J’ai relu la lettre trois fois, sentant mon choc se muer en une détermination plus farouche. Robert n’avait pas seulement prévu de me quitter. Il avait prévu de me ruiner tout en refaisant ma vie avec une femme nommée Sharon, méprisant au passage mon intelligence et la perspicacité d’Emily. J’apprenais que certains maris confondaient la confiance de leurs femmes avec leur naïveté. Mais certaines petites-filles de huit ans remarquaient des détails que les adultes négligeaient. Et certaines femmes de soixante-quatre ans étaient plus fortes que les hommes qui avaient tenu leur gentillesse pour acquise pendant quarante ans.

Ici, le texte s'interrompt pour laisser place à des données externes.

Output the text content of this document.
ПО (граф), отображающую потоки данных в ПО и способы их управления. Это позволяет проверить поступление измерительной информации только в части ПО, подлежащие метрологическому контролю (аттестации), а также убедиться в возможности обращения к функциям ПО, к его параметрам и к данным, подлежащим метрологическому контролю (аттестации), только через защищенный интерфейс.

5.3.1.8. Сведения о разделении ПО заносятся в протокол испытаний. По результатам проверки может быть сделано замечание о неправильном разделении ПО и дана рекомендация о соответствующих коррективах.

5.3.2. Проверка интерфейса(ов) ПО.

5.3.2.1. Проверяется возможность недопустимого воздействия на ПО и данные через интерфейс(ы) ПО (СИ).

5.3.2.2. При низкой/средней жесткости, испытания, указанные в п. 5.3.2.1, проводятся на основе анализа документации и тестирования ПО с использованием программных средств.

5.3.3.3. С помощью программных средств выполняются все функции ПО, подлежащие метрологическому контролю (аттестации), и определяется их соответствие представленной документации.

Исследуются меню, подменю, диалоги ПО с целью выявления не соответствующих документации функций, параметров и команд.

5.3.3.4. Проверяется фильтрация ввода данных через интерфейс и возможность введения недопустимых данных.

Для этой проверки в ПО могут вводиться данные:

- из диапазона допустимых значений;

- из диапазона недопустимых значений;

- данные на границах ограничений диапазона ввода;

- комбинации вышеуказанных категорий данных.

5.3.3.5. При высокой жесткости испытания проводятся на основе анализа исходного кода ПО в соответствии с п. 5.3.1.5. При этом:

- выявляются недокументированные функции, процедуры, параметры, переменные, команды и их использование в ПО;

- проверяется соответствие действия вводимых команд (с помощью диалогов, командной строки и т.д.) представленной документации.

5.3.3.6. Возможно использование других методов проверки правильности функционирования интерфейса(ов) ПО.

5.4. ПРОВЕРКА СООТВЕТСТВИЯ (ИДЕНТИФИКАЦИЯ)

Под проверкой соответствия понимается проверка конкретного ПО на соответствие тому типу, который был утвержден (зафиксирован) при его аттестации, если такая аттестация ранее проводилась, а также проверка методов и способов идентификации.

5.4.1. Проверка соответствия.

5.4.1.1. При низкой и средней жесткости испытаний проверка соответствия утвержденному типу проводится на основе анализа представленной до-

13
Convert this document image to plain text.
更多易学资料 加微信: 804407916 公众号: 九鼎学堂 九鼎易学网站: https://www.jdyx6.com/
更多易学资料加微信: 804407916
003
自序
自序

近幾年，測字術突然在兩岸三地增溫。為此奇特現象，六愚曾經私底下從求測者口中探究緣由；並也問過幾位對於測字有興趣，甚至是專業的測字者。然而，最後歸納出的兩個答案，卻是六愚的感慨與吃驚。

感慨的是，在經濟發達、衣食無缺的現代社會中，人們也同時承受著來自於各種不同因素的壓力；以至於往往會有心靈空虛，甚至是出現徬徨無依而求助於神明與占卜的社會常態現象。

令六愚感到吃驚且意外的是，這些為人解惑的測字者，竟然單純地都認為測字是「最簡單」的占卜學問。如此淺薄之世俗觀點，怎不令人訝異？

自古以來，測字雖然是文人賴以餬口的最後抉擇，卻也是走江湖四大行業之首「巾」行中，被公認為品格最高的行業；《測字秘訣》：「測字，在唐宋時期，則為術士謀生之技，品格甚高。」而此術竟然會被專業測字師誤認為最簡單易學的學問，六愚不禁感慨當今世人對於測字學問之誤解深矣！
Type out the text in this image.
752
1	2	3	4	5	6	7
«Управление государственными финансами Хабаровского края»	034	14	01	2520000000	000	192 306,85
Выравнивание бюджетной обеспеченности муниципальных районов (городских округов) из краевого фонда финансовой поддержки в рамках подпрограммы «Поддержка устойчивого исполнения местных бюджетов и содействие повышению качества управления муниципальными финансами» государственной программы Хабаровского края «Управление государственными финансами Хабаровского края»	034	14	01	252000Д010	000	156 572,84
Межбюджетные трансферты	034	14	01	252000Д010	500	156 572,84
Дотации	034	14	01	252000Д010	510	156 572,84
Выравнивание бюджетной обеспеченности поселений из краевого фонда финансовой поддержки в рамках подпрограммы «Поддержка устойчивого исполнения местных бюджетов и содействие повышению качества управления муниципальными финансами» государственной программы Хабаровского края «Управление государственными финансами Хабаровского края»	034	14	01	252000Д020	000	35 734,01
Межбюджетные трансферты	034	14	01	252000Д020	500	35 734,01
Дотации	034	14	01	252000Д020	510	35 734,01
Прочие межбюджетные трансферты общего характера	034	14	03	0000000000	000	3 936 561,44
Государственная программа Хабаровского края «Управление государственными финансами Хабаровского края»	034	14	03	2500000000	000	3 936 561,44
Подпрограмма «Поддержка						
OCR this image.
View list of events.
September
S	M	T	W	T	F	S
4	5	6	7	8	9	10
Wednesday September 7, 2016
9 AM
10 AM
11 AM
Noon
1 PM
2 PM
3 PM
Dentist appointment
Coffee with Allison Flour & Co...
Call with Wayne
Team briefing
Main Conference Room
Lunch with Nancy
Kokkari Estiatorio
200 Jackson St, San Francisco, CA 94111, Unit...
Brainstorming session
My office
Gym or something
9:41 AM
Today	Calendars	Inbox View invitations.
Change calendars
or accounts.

Demain, je montrerais à Patricia Williams les preuves qui changeraient tout dans ma procédure de divorce. Ce soir, je cesserais d’être l’épouse naïve et trahie pour devenir la femme déterminée à faire en sorte que les plans soigneusement élaborés par Robert aient des conséquences qu’il n’aurait jamais imaginées.
La réaction de Patricia Williams à la lettre de Robert et aux documents financiers que j’ai découverts fut immédiate et intense. Elle lut tout deux fois, fit des copies, puis me regarda avec une expression mêlant satisfaction professionnelle et colère sincère à mon égard.
« Madame Gillian, votre mari a commis plusieurs erreurs graves. Premièrement, il a consigné par écrit son intention de vous escroquer en vous privant de biens matrimoniaux. Deuxièmement, il a sous-estimé votre intelligence et le sens de l’observation de votre petite-fille. Et troisièmement, il a présumé qu’après 42 ans de mariage, il savait de quoi vous étiez capable lorsque vous étiez pleinement motivée. »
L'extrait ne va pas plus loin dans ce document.